HEK293T, SH-SY5Y, PC12, and HeLa cells were obtained from the Cell Resource Center for Biomedical Research, Tohoku University, Sendai, Japan, and maintained as described previously2,4. HEK293T cells plated in 60-mm dishes were transfected with a mixture of two plasmids (1 μg each) using Lipofectamine 2000 (Invitrogen, Carlsbad, CA, USA) according to the manufacturer’s instructions.

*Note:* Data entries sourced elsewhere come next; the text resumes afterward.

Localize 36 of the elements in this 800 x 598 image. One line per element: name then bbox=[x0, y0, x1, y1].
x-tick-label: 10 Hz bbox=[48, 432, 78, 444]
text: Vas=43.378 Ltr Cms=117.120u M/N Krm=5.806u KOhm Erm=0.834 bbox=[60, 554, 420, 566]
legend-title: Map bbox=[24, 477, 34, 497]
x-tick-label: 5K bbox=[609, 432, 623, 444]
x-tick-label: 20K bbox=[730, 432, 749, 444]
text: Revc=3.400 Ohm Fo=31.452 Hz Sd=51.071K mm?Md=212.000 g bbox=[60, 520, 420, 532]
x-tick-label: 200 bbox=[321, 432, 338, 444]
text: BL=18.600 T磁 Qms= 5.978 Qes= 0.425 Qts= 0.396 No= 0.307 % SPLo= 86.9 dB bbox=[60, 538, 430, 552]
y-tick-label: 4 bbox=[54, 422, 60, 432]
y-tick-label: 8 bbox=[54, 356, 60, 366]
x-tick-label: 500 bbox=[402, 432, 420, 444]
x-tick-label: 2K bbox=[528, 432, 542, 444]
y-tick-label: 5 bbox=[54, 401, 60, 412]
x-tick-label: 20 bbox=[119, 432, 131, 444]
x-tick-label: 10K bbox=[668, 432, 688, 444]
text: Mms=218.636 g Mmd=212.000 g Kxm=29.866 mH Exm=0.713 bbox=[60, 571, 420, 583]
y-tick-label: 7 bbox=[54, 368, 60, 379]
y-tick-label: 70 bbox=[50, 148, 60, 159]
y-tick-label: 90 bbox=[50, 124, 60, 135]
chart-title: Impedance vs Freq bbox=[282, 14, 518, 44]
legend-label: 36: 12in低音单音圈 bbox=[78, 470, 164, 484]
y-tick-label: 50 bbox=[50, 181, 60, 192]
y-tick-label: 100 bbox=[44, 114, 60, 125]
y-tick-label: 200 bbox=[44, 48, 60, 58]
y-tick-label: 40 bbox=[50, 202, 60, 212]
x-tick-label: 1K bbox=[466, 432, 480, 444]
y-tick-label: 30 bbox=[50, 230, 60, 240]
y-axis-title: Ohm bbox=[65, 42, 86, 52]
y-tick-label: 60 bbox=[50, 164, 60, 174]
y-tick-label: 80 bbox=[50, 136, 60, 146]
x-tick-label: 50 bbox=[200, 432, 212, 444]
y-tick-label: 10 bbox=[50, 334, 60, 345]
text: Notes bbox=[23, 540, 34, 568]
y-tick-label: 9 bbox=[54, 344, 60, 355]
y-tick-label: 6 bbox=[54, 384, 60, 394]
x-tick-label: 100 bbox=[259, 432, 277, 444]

Immunoprecipitation and immunoblotting

At 24 h posttransfection, cells were harvested and cellular proteins were extracted and subjected to immunoprecipitation using an antibody against FLAG or GFP. The immunoprecipitates were analyzed by western blotting using the indicated antibodies as described previously5.

MTT assay

HeLa cells were seeded at 104 cells/well in a 96-well plate. PC12 and HEK293T cells were seeded at 4 × 104 or 104 cells/well, respectively, in PEI-coated 96-well plates. After overnight incubation, cells were treated with 2–30 μM peptides diluted in Opti-MEM for 2 h. Media were replaced with serum-containing RPMI 1640, and cells were treated with 100 or 150 μM CoCl2 for 16 h. After washing with PBS, cells were incubated in 0.5 mg/ml MTT (Dojindo, Kumamoto, Japan) in culture media for 3 h. MTT formazan was dissolved in dimethyl sulfoxide and photometrically quantified at 535 nm. The toxicity of peptides was calculated as described18.

Animals

Male 9–12 weeks old C57BL/6J mice obtained from Japan SLC (Hamamatsu, Japan) were bred in a 12-h light/12-h dark cycle at 23 °C. All animal experiments were approved by the Committee for Animal Research of Tohoku University and performed in accordance with the Regulation for Animal Experiments and Related Activities as Tohoku University (Regulation No 122). Mice were injected 4 times with 15 mg/kg MPTP intraperitoneally at a 2-h interval. TAT-Mcl-TM peptides were diluted with saline and injected intraperitoneally at 3 h and 9 h after the first MPTP injection. Mice were sacrificed by inhalation of isoflurane 72 h after the last MPTP injection.

Immunofluorescent staining

SH-SY5Y cells grown on coverslips in a 12-well plate were mock-transfected or transfected with 1.6 µg pCitrine-C1, pCitrine-Bcl-xL WT, TM, pCitrine-Mcl-1V WT, or TM. Cells were fixed 24 h after transfection and stained with antibody against active caspase-3 as described previously4. Preparation of formalin-fixed paraffin-embedded brain sections and succeeding immunofluorescence staining of the sections using anti-TH antibody were carried out as described4.

Statistical analysis

Multiple comparisons were analyzed by two-way ANOVA followed by post hoc Tukey-Kramer test.